@ Roma Vintage, Roma – Giovedì 16 Giugno 2011
Di Damiano Gerli
Occasione speciale quella che ci ha visto riuniti al Roma Vintage, all’interno della gradevole cornice di Parco San Sebastiano a Roma: il primo concerto ufficiale in Italia degli Ash. In realtà la band irlandese ci aveva fatto già visita qualche anno fa, a supporto degli U2, però stavolta invece sono il piatto principale.
Vengono accompagnati dai Mystery Jets, gruppo indie rock inglese per cui c’è una discreta attesa, nonostante fossero già venuti a Roma qualche mese prima; anzi, sembrerebbe quasi che gran parte del pubblico sia accorsa principalmente per veder loro. Il feeling è in parte confermato dal fatto che fin da subito il gruppo capitanato da Harrison e Rees viene accolto con gran calore e tutti i pezzi vengono cantati dal pubblico, cosa che non succederà purtroppo per tutti quelli degli Ash.
I Mystery comunque fanno una buona figura, mettendo giù una setlist interessante, con gran parte degli ultimi singoli più qualche altra sorpresa, finendo col suonare una decina di pezzi circa, decisamente più di un qualsiasi gruppo spalla.
E’ già tardino quando gli Ash salgono sul palco, in un’inedita formazione a tre con il batterista di riserva Alan Lynn (in prestito dai Lafaro), in quanto McMurray è ancora in “congedo parentale”. Non è certo una novità che i nostri abbiano una certa passione per le ménage à trois, ma è il primo tour senza secondo chitarrista di supporto, con il solo Wheeler a doversi barcamenare tra chitarra ritmica/solista e voce. Decisamente un bel lavoraccio.
Il caro Tim, con indosso una bella maglietta dei Misfits, però non si fa cogliere impreparato e fin dalla scoppiettante partenza con Lose Control, la differenza è impercettibile e il sound del gruppo irlandese rimane fluido e compatto come sempre.
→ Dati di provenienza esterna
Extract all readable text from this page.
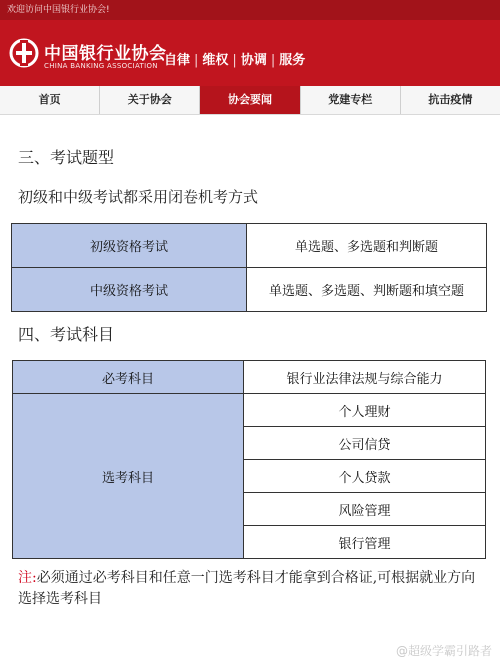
欢迎访问中国银行业协会!
中国银行业协会
CHINA BANKING ASSOCIATION 自律 | 维权 | 协调 | 服务
首页	关于协会	协会要闻	党建专栏	抗击疫情
三、考试题型
初级和中级考试都采用闭卷机考方式
初级资格考试	单选题、多选题和判断题
中级资格考试	单选题、多选题、判断题和填空题
四、考试科目
必考科目	银行业法律法规与综合能力
选考科目	个人理财
	公司信贷
	个人贷款
	风险管理
	银行管理
注:必须通过必考科目和任意一门选考科目才能拿到合格证,可根据就业方向选择选考科目
@超级学霸引路者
Nonostante il tour fosse ufficialmente l'”A-Z singles”, dei singoli nuovi hanno fatto la comparsa solo quattro, con un deciso accento posto su Return of the white rabbit, pezzo decisamente insolito per la band ma che risulta tremendamente orecchiabile. Il resto è stato pescato in maniera generosa da ‘1977’ (con la tragica eccezione di Goldfinger, tristemente smarrita), ‘Free All Angels’ più un paio di comparsate da ‘Nu-clear Sounds’ e ‘Twilight of the innocents’, con l’ottima title track.
Purtroppo il tempo per i nostri è stato oltremodo tiranno, con nessuna possibilità di uscire dal seminato e magari proporre qualcosa da ‘Trailer’ che ben si sarebbe adattato alla rockettara e vivace formazione a tre. Invece, l’encore si è limitato a due canzoni: un’Arcadia cantata piuttosto male da un divertito Wheeler e una goduriosa versione della classica Burn Baby Burn.
In conclusione, è proprio il caso di dire “meglio tardi che mai”, vedere gli Ash anche alla veneranda età di 27 anni è sempre un piacere. Loro si confermano un gruppo compatto che ancora riesce a divertirsi e far divertire proponendo pezzi che si portano i loro discreti annetti sulle spalle.